After day two of the CMAA Winter Chant Intensive I have made the realization that the event is aptly named! A day at the intensive begins at 9:00AM and concludes at 6:00PM with a break in the afternoon for Mass and lunch. Now, I’ve studied chant with the Benedictines (ora et labora), and even they don’t spend this much time in the classroom each day! But I have concluded that the attendees have a real and authentic desire for knowledge and for improving their understanding of and skills in the singing of Gregorian chant. It is undoubtedly a love of Christ, of his Church, of the liturgy, and of the normative music of the Roman Rite that impels all of those who participate in an event like this.

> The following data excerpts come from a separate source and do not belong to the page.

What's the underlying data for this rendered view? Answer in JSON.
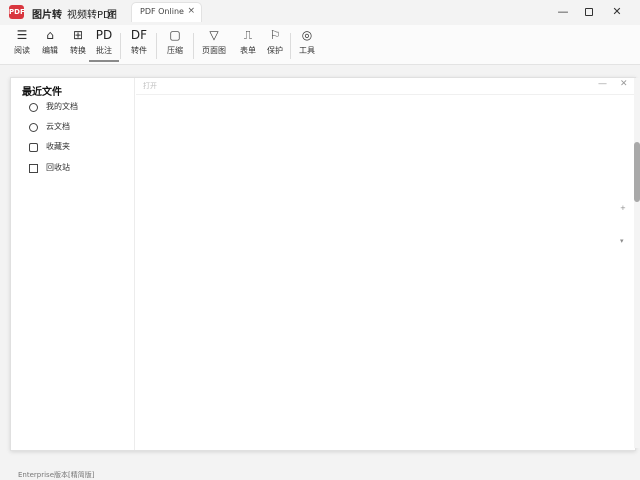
{
  "app": {
    "logo_text": "PDF"
  },
  "titlebar": {
    "menus": [
      "图片转",
      "视频转PDF",
      "图 "
    ],
    "tab_label": "PDF Online",
    "tab_close": "×",
    "minimize": "—",
    "close": "✕"
  },
  "toolbar": {
    "items": [
      {
        "icon": "☰",
        "label": "阅读"
      },
      {
        "icon": "⌂",
        "label": "编辑"
      },
      {
        "icon": "⊞",
        "label": "转换"
      },
      {
        "text": "PD",
        "label": "批注"
      },
      {
        "text": "DF",
        "label": "转件"
      },
      {
        "icon": "▢",
        "label": "压缩"
      },
      {
        "icon": "▽",
        "label": "页面图"
      },
      {
        "icon": "⎍",
        "label": "表单"
      },
      {
        "icon": "⚐",
        "label": "保护"
      },
      {
        "icon": "◎",
        "label": "工具"
      }
    ]
  },
  "sidebar": {
    "title": "最近文件",
    "items": [
      {
        "label": "我的文档",
        "icon": "circle"
      },
      {
        "label": "云文档",
        "icon": "circle"
      },
      {
        "label": "收藏夹",
        "icon": "rounded"
      },
      {
        "label": "回收站",
        "icon": "square"
      }
    ]
  },
  "content": {
    "title": "打开",
    "min": "—",
    "close": "✕",
    "arrow_up": "+",
    "arrow_down": "▾"
  },
  "statusbar": {
    "text": "Enterprise版本[精简版]"
  }
}
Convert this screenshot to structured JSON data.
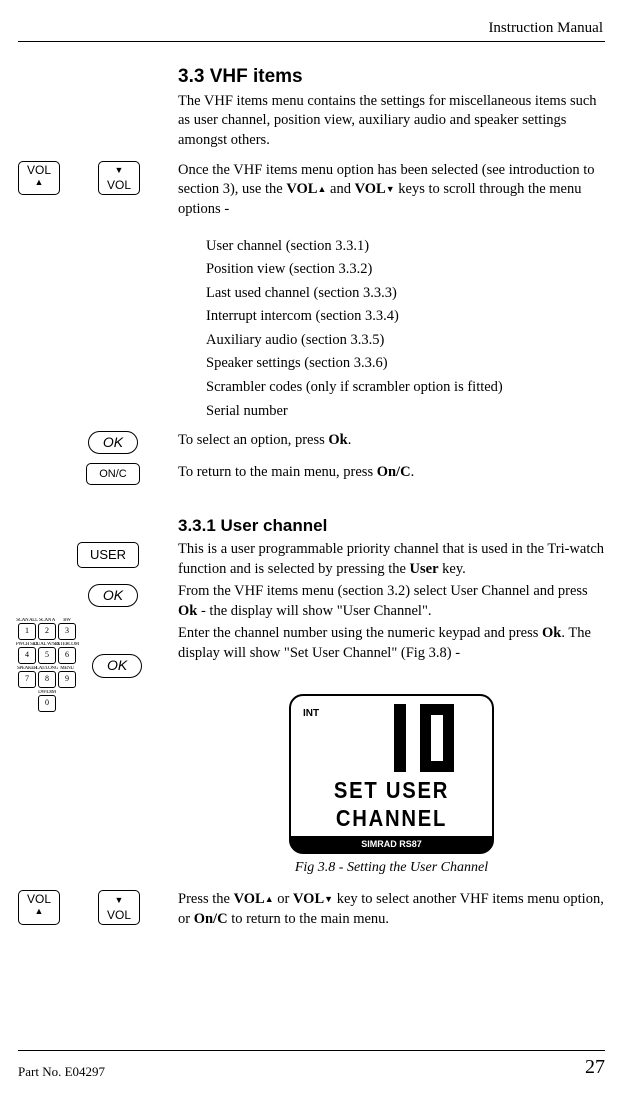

Today it seemed as though everyone has settled in nicely and a real unity of purpose was at work. The advanced session and the beginner session are taking place on the 1st and 2nd floor of the same building, respectively, and the advanced session (the section I’m participating in) which has thus far involved much more lecture, discussion and lecture than singing, has thoroughly “enjoyed”… the lovely singing of scales, modes, Kyries and office hymns from above, with the occasional 15 minute serenade of a bell choral in the half-hour preceding noon Mass. It truly makes one concentrate very closely to the subject matter!

In the advanced session today I was very pleased that we continued to explore the early neumes found in the Graduale Triplex, and also that we surveyed briefly the continuation of the manuscript tradition. Much time was spent discussing and singing the Mass propers for the Feast of the Epiphany, which we will sing in liturgy at the end of the week.

Among the most fascinating things about the advanced group, I have found that 1. all singers are quite fluent in chant and have no problem sight-reading through virtually any chant in the gradual, and that there is a real desire to go beyond the rudiments of just singing the right pitches, and 2. the nature of the discussion often swirls in wonderful directions that range from history, theory and interpretation, and seamlessly into practical matters and frank discussions about the realities of our current liturgical culture context. There are scholars in the group (no less than Dr. Edward Shaefer!), priests, seminarians, music directors, choristers, and the like. And all bring a very insightful perspective to our discussion of these issues. Every perspective contributes something that is needed in the conversation. A very holistic experience seems to happening in this group, and it is very exciting to be a part of it.

I look forward to going deeper into the depths with Dr. Mahrt this week. I think that the group is also ready for this. The chant intensive advanced session seems to be an ideal venue to climb up to the mountain top and gaze around for a while. Especially since so much of our time is spent in the valley of parish life, doing the work that is necessary to impact real change in our liturgical music culture.

Many of the attendees are also getting out into the city and viewing its beauty and charm, and, – per the recommendation of the hosting pastor – getting a taste of the city as well! A few of us made our way over to the Notre Dame Seminary Chapel (pictured above) for a service of Eucharistic adoration and benediction with some of the local college-aged residents, and walked across the street afterward for a taste of authentic Cajun cuisine! With the recommendation of my good friend and New Orleans native Todd I went for the oyster and bacon po’ boy and a local amber ale. And my other new friends went for a red-fish with crawdad (or something like that!).

All-in-all it has made for a great day. I look forward to all that is in store for the next.